[MDEV-5590] Primary key cannot be defined upon persistent virtual column Created: 2014-01-29  Updated: 2023-08-23

Status: Open
Project: MariaDB Server
Component/s: Virtual Columns
Fix Version/s: None

Type: Task Priority: Major
Reporter: VAROQUI Stephane Assignee: Unassigned
Resolution: Unresolved Votes: 1
Labels: None

Issue Links:
Duplicate
duplicates MDEV-8135 Support primary keys on virtual columns Closed
PartOf
is part of MDEV-10137 Providing compatibility to other data... Open

 Description   

ERROR 1903 (HY000): Primary key cannot be defined upon a computed column .

Virtual column was a nice way to remove stuff like
PRIMARY KEY (`COD_INV`, `COD_FAM`, `COD_MAG`, `COD_FIL`, `COD_ID_INV`)

  • It's a bad practice to use triggers
  • It's a bad practice to use hidden primary key ,
  • It's a bad practice to use virtual column .

What could we advice that can be transparent to the application layer to fixe such bad design for InnoDB.

Rewrite the application is not always a political correct answer.



 Comments   
Comment by Manjot Singh (Inactive) [ 2019-04-08 ]

So as a workaround, we are able to remove the primary key and create a unique key with the required columns. InnoDB seems to treat this the same as the primary key (needs more testing).

Therefore, this feature should be easy to implement?

MariaDB [test]> alter table bad_with_key add primary key (id,id_len);
ERROR 1903 (HY000): Primary key cannot be defined upon a generated column
MariaDB [test]> alter table bad_with_key add unique key (id,id_len);
Query OK, 0 rows affected (0.035 sec)
Records: 0  Duplicates: 0  Warnings: 0

Comment by VAROQUI Stephane [ 2020-01-29 ]

The implementation should take care of :
https://blog.jcole.us/2013/05/02/how-does-innodb-behave-without-a-primary-key/

Comment by VAROQUI Stephane [ 2020-11-16 ]

The idea was to create an UNSIGNED LONG HASH for primary or unique key but this is blocked by 10.3+ -> https://jira.mariadb.org/browse/MDEV-18319

Comment by Rick James [ 2023-02-03 ]

I'm confused. https://mariadb.com/kb/en/generated-columns/ implies that "persistent" and "virtual" are mutually exclusive. So, is this bug report about a GENERATED column that is VIRTUAL? Or is PERSISTENT (aka STORED)?

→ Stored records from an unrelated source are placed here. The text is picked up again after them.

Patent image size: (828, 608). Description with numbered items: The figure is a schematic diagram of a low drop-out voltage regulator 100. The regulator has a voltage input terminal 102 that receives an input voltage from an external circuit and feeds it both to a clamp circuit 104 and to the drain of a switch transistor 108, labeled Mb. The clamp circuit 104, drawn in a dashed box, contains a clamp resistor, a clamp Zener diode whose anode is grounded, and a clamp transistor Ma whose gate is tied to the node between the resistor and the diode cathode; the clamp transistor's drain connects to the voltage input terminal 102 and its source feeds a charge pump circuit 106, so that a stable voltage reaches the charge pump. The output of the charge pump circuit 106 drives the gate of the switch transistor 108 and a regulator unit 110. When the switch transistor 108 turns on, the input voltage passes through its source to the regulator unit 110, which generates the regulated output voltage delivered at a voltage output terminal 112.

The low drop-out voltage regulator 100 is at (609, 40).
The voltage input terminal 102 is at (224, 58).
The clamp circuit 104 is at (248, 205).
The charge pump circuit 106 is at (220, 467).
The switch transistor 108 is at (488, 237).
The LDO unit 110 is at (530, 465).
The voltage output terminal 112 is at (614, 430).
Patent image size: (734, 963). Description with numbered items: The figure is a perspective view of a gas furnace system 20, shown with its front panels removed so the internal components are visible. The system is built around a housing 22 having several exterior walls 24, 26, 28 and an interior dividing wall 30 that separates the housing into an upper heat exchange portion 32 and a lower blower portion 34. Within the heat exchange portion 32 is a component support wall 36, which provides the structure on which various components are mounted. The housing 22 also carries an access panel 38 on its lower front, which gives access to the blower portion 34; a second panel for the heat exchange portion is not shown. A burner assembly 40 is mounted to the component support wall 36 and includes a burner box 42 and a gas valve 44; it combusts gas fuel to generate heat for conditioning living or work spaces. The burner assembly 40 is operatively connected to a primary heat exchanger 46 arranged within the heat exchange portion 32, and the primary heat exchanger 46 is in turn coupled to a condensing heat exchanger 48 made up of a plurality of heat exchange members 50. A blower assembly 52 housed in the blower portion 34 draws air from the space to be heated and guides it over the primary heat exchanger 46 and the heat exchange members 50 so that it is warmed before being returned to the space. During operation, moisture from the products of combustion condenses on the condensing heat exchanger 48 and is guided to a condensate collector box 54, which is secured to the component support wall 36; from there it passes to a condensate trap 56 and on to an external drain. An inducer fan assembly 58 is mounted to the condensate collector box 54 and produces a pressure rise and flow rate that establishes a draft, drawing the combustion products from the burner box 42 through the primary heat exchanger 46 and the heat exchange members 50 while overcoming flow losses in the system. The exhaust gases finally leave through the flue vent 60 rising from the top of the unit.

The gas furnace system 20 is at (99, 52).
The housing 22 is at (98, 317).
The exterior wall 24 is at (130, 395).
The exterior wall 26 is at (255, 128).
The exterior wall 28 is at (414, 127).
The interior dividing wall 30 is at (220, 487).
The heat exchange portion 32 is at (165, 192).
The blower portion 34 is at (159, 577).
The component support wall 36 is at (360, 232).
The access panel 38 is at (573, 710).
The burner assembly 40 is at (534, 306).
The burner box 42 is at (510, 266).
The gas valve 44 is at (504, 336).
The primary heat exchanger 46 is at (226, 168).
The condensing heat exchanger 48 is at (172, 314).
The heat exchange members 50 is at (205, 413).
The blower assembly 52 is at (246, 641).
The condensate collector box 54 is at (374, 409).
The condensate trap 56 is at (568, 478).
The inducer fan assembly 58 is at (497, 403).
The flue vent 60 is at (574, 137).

(Also, Singh's example does not have enough info to reproduce it.)

Comment by VAROQUI Stephane [ 2023-02-03 ]

Less of on issue as of MDEV-19506

Comment by Geoff Montee (Inactive) [ 2023-02-03 ]

Hi rjasdfiii,

I'm confused. https://mariadb.com/kb/en/generated-columns/ implies that "persistent" and "virtual" are mutually exclusive. So, is this bug report about a GENERATED column that is VIRTUAL? Or is PERSISTENT (aka STORED)?

MariaDB implemented "virtual generated columns" before it implemented "persistent generated columns". At first, many folks just called the new feature "virtual columns". When MariaDB implemented "persistent generated columns", many folks were used to calling the old feature "virtual columns", so they started calling the new feature "persistent virtual columns", even though "virtual virtual columns" sounds kind of redundant and weird. Hopefully that confusing misnomer stops being used eventually.

Comment by Marko Mäkelä [ 2023-08-23 ]

When it comes to InnoDB, and presumably any other storage engine that uses index-organized tables, support for defining a primary key on a virtual column would have to be implemented at a very low level. It would also imply that any update of the base columns of that virtual column would be expensive, just like updating the primary key. In an index-organized table, updating the primary key is like a DELETE and INSERT of the entire row, in all indexes.

In a heap-organized table (which InnoDB does not support), every key can be updated independently of each other, so this would just be a DELETE and INSERT of the primary key index, not touching the data heap or other indexes.